In a complete sanitary regimen, the treatment of choice in DON is the urgent inclusion of large i.v. doses of methylprednisolone (500–1000 mg) for three consecutive days of the week or on alternate days with constant local monitoring [54]. When symptoms stabilize or improve, which is usually observed, we continue this regimen the following week. In the event of symptom progression despite the regimen mentioned above, the patient should be referred for urgent orbital decompression - vision at risk. During the SARS-CoV-2 pandemic, orbital decompressions performed for medical or cosmetic indications in non-active TO should be delayed. Similarly, rehabilitative surgeries (strabismus and eyelid surgeries) should also be delayed.
In patients with DON, immediate decompression has not resulted in better outcomes than i.v. glucocorticosteroids as first-line treatment [72]. In the active phase of OT, decompression surgery is indicated in patients with severe exposure keratopathy and, as second-line treatment, in patients with DON unresponsive to i.v. glucocorticosteroids [20, 73].
As SARS-CoV-2 virus mRNA has been detected in the tear film [74], patients with TO who develop COVID-19 may represent an essential source of spreading infection, especially if they have marked periorbital soft tissue involvement.
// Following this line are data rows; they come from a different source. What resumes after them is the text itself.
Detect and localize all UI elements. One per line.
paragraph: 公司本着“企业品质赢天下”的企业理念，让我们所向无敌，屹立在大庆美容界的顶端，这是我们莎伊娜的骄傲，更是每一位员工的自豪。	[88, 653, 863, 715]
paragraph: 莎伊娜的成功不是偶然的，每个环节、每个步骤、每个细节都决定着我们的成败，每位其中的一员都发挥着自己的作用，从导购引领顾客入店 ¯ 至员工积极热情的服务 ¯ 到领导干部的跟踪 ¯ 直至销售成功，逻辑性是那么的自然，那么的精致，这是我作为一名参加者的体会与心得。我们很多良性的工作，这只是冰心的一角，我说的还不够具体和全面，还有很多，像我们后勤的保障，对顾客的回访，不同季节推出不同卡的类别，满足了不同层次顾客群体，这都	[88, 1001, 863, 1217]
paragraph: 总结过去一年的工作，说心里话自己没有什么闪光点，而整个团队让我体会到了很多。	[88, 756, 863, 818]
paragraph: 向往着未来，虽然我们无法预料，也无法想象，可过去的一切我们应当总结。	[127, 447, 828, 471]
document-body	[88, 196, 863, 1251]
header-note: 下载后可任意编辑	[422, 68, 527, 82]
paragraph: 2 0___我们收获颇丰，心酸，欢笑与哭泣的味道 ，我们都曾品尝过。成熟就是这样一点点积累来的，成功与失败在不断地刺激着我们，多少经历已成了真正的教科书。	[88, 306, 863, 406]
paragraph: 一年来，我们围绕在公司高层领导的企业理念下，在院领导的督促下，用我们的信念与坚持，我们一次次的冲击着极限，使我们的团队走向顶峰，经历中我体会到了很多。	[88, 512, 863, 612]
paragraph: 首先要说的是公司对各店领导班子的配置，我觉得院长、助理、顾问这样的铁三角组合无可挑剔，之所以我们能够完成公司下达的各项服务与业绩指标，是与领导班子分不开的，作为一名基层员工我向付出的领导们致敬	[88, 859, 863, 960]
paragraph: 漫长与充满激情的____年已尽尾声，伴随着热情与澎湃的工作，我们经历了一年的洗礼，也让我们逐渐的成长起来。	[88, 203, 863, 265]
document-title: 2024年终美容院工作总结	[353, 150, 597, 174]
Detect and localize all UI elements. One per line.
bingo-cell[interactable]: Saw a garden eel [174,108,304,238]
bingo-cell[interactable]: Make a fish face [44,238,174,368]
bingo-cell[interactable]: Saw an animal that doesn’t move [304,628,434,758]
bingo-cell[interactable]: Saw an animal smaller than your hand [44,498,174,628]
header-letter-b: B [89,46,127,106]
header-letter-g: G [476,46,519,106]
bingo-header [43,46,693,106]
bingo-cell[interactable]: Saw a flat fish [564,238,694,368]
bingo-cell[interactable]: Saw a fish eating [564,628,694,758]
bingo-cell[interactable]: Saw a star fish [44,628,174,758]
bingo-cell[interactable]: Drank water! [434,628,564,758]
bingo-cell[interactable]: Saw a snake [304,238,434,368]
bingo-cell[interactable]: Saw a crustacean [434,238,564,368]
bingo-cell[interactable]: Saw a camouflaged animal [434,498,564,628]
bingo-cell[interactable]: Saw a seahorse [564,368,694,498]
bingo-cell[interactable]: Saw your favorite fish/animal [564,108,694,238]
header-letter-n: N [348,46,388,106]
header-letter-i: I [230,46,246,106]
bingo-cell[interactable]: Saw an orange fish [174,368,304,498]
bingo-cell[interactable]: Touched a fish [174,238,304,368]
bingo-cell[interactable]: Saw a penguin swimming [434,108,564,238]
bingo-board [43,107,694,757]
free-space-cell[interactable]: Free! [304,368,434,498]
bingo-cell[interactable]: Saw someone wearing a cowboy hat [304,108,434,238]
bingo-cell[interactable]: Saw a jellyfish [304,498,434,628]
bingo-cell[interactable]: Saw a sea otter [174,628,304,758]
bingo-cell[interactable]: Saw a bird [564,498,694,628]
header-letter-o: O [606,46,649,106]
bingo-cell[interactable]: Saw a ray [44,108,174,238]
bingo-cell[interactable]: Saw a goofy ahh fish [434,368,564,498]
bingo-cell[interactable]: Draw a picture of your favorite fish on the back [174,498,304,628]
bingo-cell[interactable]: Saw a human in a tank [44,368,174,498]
Patients with TO are recommended to avoid touching their eyes, and health care staff involved in their treatment are advised to follow strictly personal protective equipment guidelines during the SARS-CoV-2 pandemic.
With ongoing vaccination of the population, the risks associated with immunosuppression will gradually decrease. Although the effect of immunomodulatory/immunosuppressive agents on the efficacy of COVID vaccination is unknown, because we know that steroids and other immunosuppressive agents reduce the efficacy of other vaccines, it seems reasonable to suggest that patients already treated should continue i.v. glucocorticosteroids or other immunosuppressive therapy, under careful monitoring, and to recommend that vaccination or the next dose of vaccine should be administered at least 2 to 4 weeks after the end of immunosuppression [20].
Conclusions
No studies are available on the use of i.v. glucocorticosteroids or other immunosuppressive agents for TO during the current SARS-CoV-2 pandemic.
Treatment of mild TO during the SARS-CoV-2 pandemic does not differ from the recommendations published by EUGOGO, and observation and local treatment seem to be sufficient. It seems reasonable that in patients with moderate to severe TO, who are not at risk of sight deterioration, i.v. glucocorticosteroids should be avoided, and an observational strategy should also be used, whereas in patients with severe TO and at risk of sight loss, i.v. glucocorticosteroids are the therapeutic choice regardless of SARS-CoV-2 infection or clinical signs of COVID -19.
Conflict of interest
The authors declares that there is no conflict of interest.